Effectivement il est incompréhensible pour les populations arabes, et les autres, de comprendre comment les membres du Congrès US ont pu faire 55 « standing ovations » (certains disent qu’il n’y en eu que 20) durant le discours de Netanyahou.
L’article du journaliste israélien Gideon Levy dans "Haaretz" le 25 Mai dernier est un bon exemple de la stupéfaction et de la fureur de ceux qui sont encore capables d’ouvrir les yeux et qui conservent encore un minimum de sens critique, qu’ils soient arabe, israélien, occidental où autre.

"It was an address with no destination, filled with lies on top of lies and illusions heaped on illusions. Only rarely is a foreign head of state invited to speak before Congress. It's unlikely that any other has attempted to sell them such a pile of propaganda and prevarication, such hypocrisy and sanctimony as Benjamin Netanyahu did yesterday.

How can an Israeli prime minister dare to say his country "fully supports the desire of Arab peoples in our region to live freely" without spitting out the entire bitter truth - as long as they aren't Palestinian.
(...)
And how could he rain praise on Israeli democracy when his government has done more than its predecessors to deal the mortal blow to that democracy, to pass completely anti-democratic laws?
(...)
And how dare he speak about freedom of worship in Jerusalem at a time when hundreds of thousands of Palestinians have been denied that freedom for years.
How can Netanyahu praise the peace with Egypt, when it's easy to guess he would have voted against it? The man who explicitly said he would do his level best to destroy the Oslo Accords suddenly says he's in favor of peace with the Palestinians.

Last night we saw that the Americans will buy anything, or at least their applauding legislators will."
(Sources : Haaretz - 25.05.2011 - Gideon Levy)

Comment et pourquoi ces politiciens américains sont-ils capables d’applaudir au moins vingt fois un discours d’un dirigeant étranger dans lequel se trouvent empilés les mensonges les plus éhontés comme la propagande la plus grossière ?

Corruption du système.

Deux réponses viennent à l’esprit spontanément pour qui connaît le fonctionnement du système politique US : corruption des esprits dont la cause première est l’ignorance crasse de ce qui se passe à l'extérieur des USA, et sa conséquence qui est la manipulation des esprits par les lobbys ; d’autre part la corruption sonnante et trébuchante.

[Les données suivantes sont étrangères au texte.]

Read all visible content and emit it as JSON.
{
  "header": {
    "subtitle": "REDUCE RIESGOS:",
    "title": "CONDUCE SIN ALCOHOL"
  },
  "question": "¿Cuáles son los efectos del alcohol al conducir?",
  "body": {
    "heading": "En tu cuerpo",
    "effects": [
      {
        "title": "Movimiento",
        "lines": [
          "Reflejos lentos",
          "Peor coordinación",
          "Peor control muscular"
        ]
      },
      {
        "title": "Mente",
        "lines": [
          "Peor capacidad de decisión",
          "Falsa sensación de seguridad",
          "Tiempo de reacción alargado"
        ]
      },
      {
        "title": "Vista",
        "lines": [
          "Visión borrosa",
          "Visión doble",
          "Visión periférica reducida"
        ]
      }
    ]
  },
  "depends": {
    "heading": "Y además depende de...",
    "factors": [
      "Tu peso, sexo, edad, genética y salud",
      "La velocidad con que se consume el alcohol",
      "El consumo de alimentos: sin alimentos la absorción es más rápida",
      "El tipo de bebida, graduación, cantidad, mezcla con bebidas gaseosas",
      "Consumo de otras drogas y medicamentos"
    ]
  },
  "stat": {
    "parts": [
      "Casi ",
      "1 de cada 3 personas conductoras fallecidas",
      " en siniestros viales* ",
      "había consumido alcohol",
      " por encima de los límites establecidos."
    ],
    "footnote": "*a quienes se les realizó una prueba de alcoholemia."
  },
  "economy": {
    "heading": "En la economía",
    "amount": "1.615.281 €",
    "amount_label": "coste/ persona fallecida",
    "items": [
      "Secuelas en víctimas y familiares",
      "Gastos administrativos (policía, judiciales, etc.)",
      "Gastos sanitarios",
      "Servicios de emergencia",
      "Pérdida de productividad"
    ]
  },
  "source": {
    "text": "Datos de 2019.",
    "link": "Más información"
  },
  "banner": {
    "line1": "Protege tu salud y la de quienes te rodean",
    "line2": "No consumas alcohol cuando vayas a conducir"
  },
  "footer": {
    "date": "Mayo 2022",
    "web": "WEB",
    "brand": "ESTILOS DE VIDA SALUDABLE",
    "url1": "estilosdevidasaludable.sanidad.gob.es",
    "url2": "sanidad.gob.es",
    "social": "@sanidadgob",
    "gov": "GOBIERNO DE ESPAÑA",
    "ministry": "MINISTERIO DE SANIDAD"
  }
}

"Most of Congress is ignorant about the real nature of the Israeli-Palestinian conflict and about the real consequences of American foreign policy relative to it.
That ignorance is sustained by the fact that the U.S. information environment relating to the conflict is still largely controlled by the Zionists.
For instance, much of the briefing material on the issue going to congressional members is produced by AIPAC and allied Zionist organizations; the State Department has been purged of anyone sympathetic to the Palestinians or the Arabs in general; the media remains almost uniformly biased in favor of Israel; and finally, for the politicians, ignorance is underwritten by that 24 percent of their campaign contributions.
It also helps enormously that this ignorance is shared by the American public at large.
(...)
When it comes to the Israeli-Palestinian conflict, the U.S. Congress’s accepted version of reality is maintained by Zionist misinformation fortified by donor dollars to the campaigns of both parties.
Without the one-sided story line and its attendant financial pillars (and the stealthy way the money is handed out or withheld), the incentive to dance the dance and see the conflict through Zionist-tinted glasses would be considerably less.
Yet that is not the way the U.S. system works. Within the realm of American politics, it is the money that conditions the mind to an uncritical acceptance of a perverted reality."
(Sources : 29 Mai 2011 - Lawrence Davidson is a history professor at West Chester University in Pennsylvania. He is the author of Foreign Policy Inc.: Privatizing America’s National Interest; America’s Palestine: Popular and Offical Perceptions from Balfour to Israeli Statehood; and Islamic Fundamentalism.)

Pour confirmer cette perversion du système politique par l’argent des lobbys, et pas uniquement par l’AIPAC naturellement, voici ce que révéla le WSJ après le discours d’Obama dans lequel il évoqua le sujet tabou entre tous : le retour aux frontières de 1967.

“Jewish donors and fund raisers are warning the Obama re-election campaign that the president is at risk of losing financial support because of concerns about his handling of Israel,”
( Sources : Wall Street Journal - 19 Mai 2011)

D’où le rétropédalage du même Obama le lendemain, proclamant que ses paroles avaient été mal interprétées...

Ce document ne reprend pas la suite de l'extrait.